Pensando com Kant sobre os problemas da Metafísica e a possibilidade do conhecimento
A História da Filosofia é como uma cartola nas mãos de um mágico, ela sempre traz uma nova surpresa, desvelando pensamentos raros como este que adiante será apresentado. Contudo, apesar da sua grandeza, como outros pensamentos, apresenta pontos que valem a pena serem discutidos, algumas questões levantadas pelo autor merecem ser retomadas para que novas reflexões se tornem frutuosas.
Este artigo não tem a pretensão de “consertar” o pensamento kantiano, mas através dele, pensar sob um ponto de vista diferente dos já conhecidos. Kant não pode ser reduzido ao que será exposto a seguir, pois serão tomados apenas alguns temas relacionados à Crítica da razão pura. São problemas referentes, principalmente, à Metafísica e à possibilidade do conhecimento.
Kant está inserido num contexto em que estão fortes duas correntes de pensamento – “racionalismo” e “empirismo” – o que não quer dizer que um pensador que faça parte de uma dessas linhas reduza a sua reflexão a somente ao que ela se propõe, mas, como filósofos, suas reflexões são bem mais abrangentes. Nesse sentido, Kant busca demonstrar que os princípios básicos da ciência são universais e necessários, ou seja, a priori. E, ao mesmo tempo, Deus, liberdade e imortalidade não são objetos da ciência, estes são objetos metafísicos e não podem ser conhecidos, mas somente pensados.
Somente são passíveis de conhecimento os objetos que se dão no espaço e no tempo. Contudo, está intrínseco no homem a busca de conhecer o que está além da experiência. Com isso, a razão se abrange, mas, mesmo assim, ela não consegue abarcar (conhecer) o que está fora do espaço e do tempo.
Desse modo, fica claro que espaço e tempo são condições de possibilidade para o conhecimento, são formas puras (a priori) da intuição sensível e, portanto, formas próprias do sujeito. O caminho percorrido por Kant para tentar solucionar as questões metafísicas foi através do dualismo: fenômeno-nôumenon, ou seja, distinguir o reino da experiência daquilo que transcende a experiência (objetos metafísicos). O motivo pelo qual os problemas metafísicos parecem insolúveis é, exatamente, porque o entendimento é limitado, conseqüentemente, os limites da experiência constituem os limites do conhecimento.

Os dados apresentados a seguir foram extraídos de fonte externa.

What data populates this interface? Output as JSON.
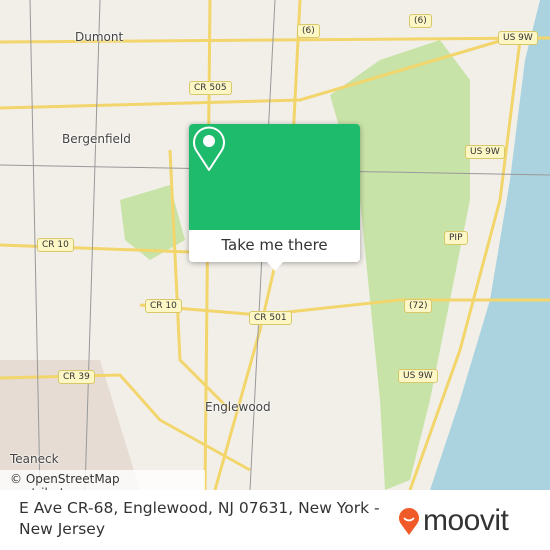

Sendo assim, problemas referentes a Deus, à liberdade e à imortalidade não podem ser discutidos em matéria de conhecimento, mas de razão, sendo tratados, por exemplo, pela Moral. Deve-se, então, delimitar o conhecimento e não se contentar com idéias fora da intuição sensível. As idéias devem ser verificadas sensivelmente para constituir conhecimento. A experiência consiste na aplicação do entendimento a sensações e, o mundo conhecido (situado no espaço e tempo) é o resultado desta aplicação.
Percebe-se que a reflexão conduz à concepção de que não é possível a Metafísica como ciência, pois seus objetos não podem ser conhecidos, mas apenas pensados. Essa conclusão gera uma discussão que até os dias atuais ainda são pertinentes. Ao conceber que a Metafísica não é ciência, acarreta que outras disciplinas como Teologia, Ética e Psicologia, por exemplo, também não sejam ciências.

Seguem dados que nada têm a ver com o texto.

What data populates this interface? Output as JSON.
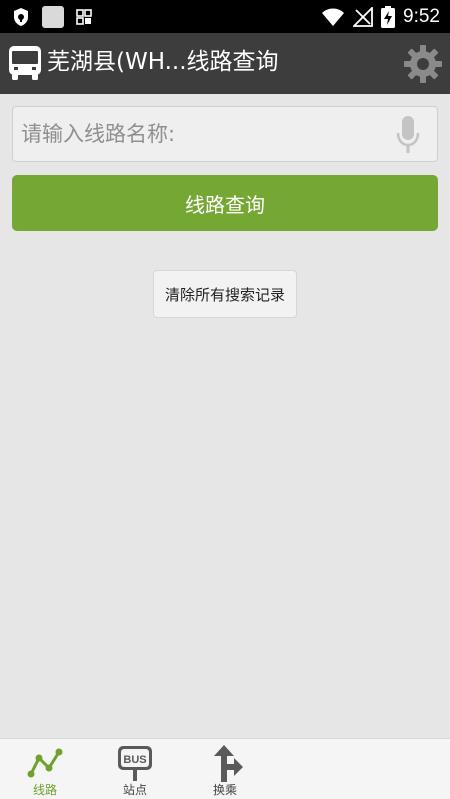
{
  "status_bar": {
    "time": "9:52"
  },
  "app_bar": {
    "title": "芜湖县(WH...线路查询"
  },
  "search": {
    "placeholder": "请输入线路名称:",
    "value": ""
  },
  "query_button": {
    "label": "线路查询"
  },
  "clear_history_button": {
    "label": "清除所有搜索记录"
  },
  "bottom_nav": {
    "items": [
      {
        "label": "线路",
        "icon": "route-line-icon",
        "active": true
      },
      {
        "label": "站点",
        "icon": "bus-stop-icon",
        "active": false
      },
      {
        "label": "换乘",
        "icon": "transfer-icon",
        "active": false
      }
    ]
  },
  "colors": {
    "accent_green": "#74a733",
    "app_bar": "#3d3d3d",
    "background": "#e6e6e6",
    "status_bar": "#000000"
  }
}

Quanto à possibilidade dos juízos sintéticos a priori, sabe-se que eles derivam de conceitos a priori, que são constitutivos da mente humana. Esses, além de serem anteriores à experiência, universais e necessários, ampliam o conhecimento, pois o predicado do juízo acrescenta algo ao sujeito. Ao contrário dos analíticos, que apresentam apenas desmembramento de conceitos. Por exemplo, ao descobrir o espaço e o tempo como formas a priori, Kant pôde dar grande contribuição à Matemática e à Geometria, segundo ele, suas proposições são necessariamente verdadeiras, porque são descrições formais das estruturas a priori de espaço e tempo, respectivamente.
Portanto, é imprescindível o uso puro da razão, pois usá-la dogmaticamente não é o caminho correto no processo de crítica de sua própria limitação em busca da ciência transcendental. Uma base segura, ou seja, um conhecimento bem fundamentado é um passo significativo para que as questões metafísicas possam ser discutidas.

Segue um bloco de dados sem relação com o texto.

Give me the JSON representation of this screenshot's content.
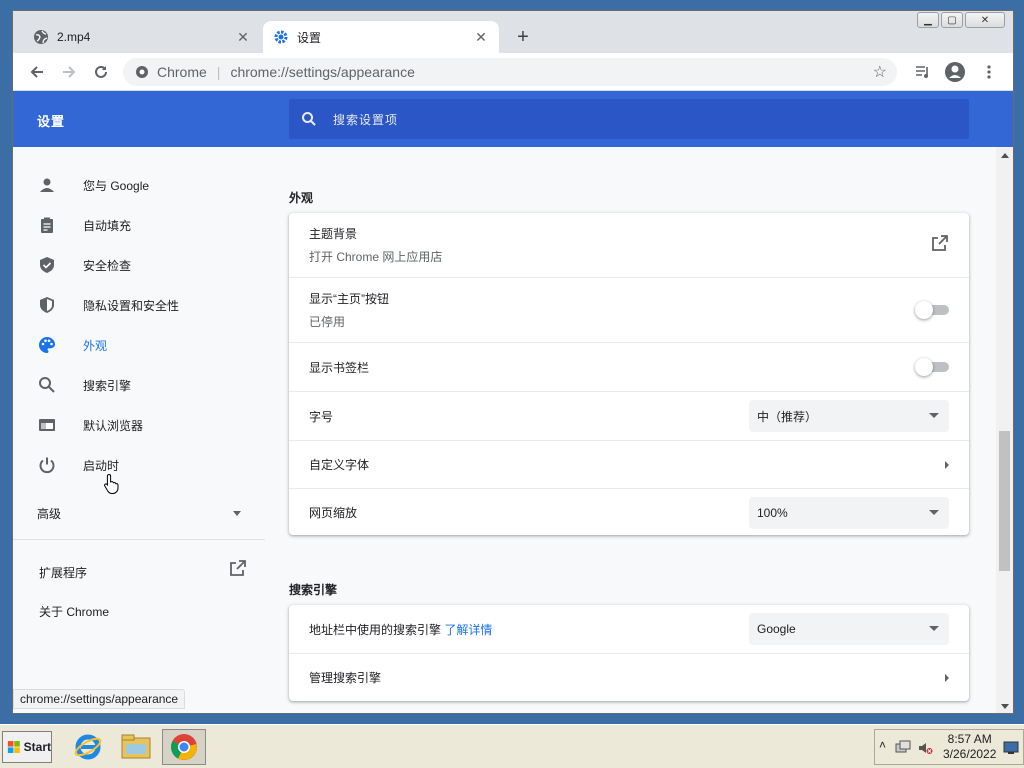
{
  "browser": {
    "tabs": [
      {
        "title": "2.mp4",
        "active": false
      },
      {
        "title": "设置",
        "active": true
      }
    ],
    "new_tab_label": "+",
    "omnibox": {
      "origin": "Chrome",
      "path": "chrome://settings/appearance"
    },
    "status_url": "chrome://settings/appearance"
  },
  "settings": {
    "title": "设置",
    "search_placeholder": "搜索设置项"
  },
  "sidebar": {
    "items": [
      {
        "label": "您与 Google",
        "icon": "person-icon"
      },
      {
        "label": "自动填充",
        "icon": "clipboard-icon"
      },
      {
        "label": "安全检查",
        "icon": "shield-check-icon"
      },
      {
        "label": "隐私设置和安全性",
        "icon": "shield-half-icon"
      },
      {
        "label": "外观",
        "icon": "palette-icon",
        "selected": true
      },
      {
        "label": "搜索引擎",
        "icon": "search-icon"
      },
      {
        "label": "默认浏览器",
        "icon": "browser-icon"
      },
      {
        "label": "启动时",
        "icon": "power-icon"
      }
    ],
    "advanced": "高级",
    "extensions": "扩展程序",
    "about": "关于 Chrome"
  },
  "appearance": {
    "section_title": "外观",
    "theme_label": "主题背景",
    "theme_sub": "打开 Chrome 网上应用店",
    "home_label": "显示“主页”按钮",
    "home_sub": "已停用",
    "bookmarks_label": "显示书签栏",
    "font_size_label": "字号",
    "font_size_value": "中（推荐）",
    "customize_fonts_label": "自定义字体",
    "zoom_label": "网页缩放",
    "zoom_value": "100%"
  },
  "search_engine": {
    "section_title": "搜索引擎",
    "label": "地址栏中使用的搜索引擎",
    "learn_more": "了解详情",
    "value": "Google",
    "manage_label": "管理搜索引擎"
  },
  "taskbar": {
    "start_label": "Start",
    "time": "8:57 AM",
    "date": "3/26/2022"
  },
  "colors": {
    "header_blue": "#3367d6",
    "accent": "#1a73e8"
  }
}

Tal processo ocorre na relação sujeito-objeto, dessa forma: o sujeito capta as representações dos objetos pela sensação, na razão forma-se uma “imagem” e, conseqüentemente, o entendimento forma um conceito que, posteriormente, comporá juízos. Na Lógica formal esse processo é claro, chamado de “atividades do espírito”.
Todo esse processo se dá no espaço e no tempo e, portanto, percebe-se o quanto é importante o esclarecimento sobre tais conceitos. Neles são possíveis as intuições externas e internas dos fenômenos no sujeito, mas somente como aparecem, pois a coisa em si de cada objeto não é possível conhecer, faz parte do mundo noumênico.
O ego transcendental é a base de toda a discussão acerca do conhecimento, pois é o sujeito que conhece. O próprio Kant denomina “Revolução Copernicana” o fato de que não é a consciência que se adapta às coisas, como é o pensamento tradicional, mas as coisas devem se adaptar à consciência.
Trata-se de uma questão em que há muitas controvérsias entre os vários historiadores da Filosofia, alguns afirmando que esta inversão já havia acontecido no pensamento cartesiano. Parece haver mérito de Kant na reflexão, visto que, para Descartes, o objeto era um problema quanto à sua existência verdadeira ou não. Para Kant, a existência dos objetos é clara e eles que se adequam aos conceitos da razão.
Portanto, Kant torna-se referência não só em matéria de Teoria do Conhecimento, mas o seu pensamento é marcante em toda reflexão do período contemporâneo, sendo, também, relevantes seus problemas metafísicos e éticos. Ele é protagonista de um pensamento muito complexo, dessa forma, todo escrito sobre ele é uma pequena parcela de interpretação acerca de algo que é muito superior e que, por conseguinte, um simples comentário não é capaz de abarcar a sua totalidade.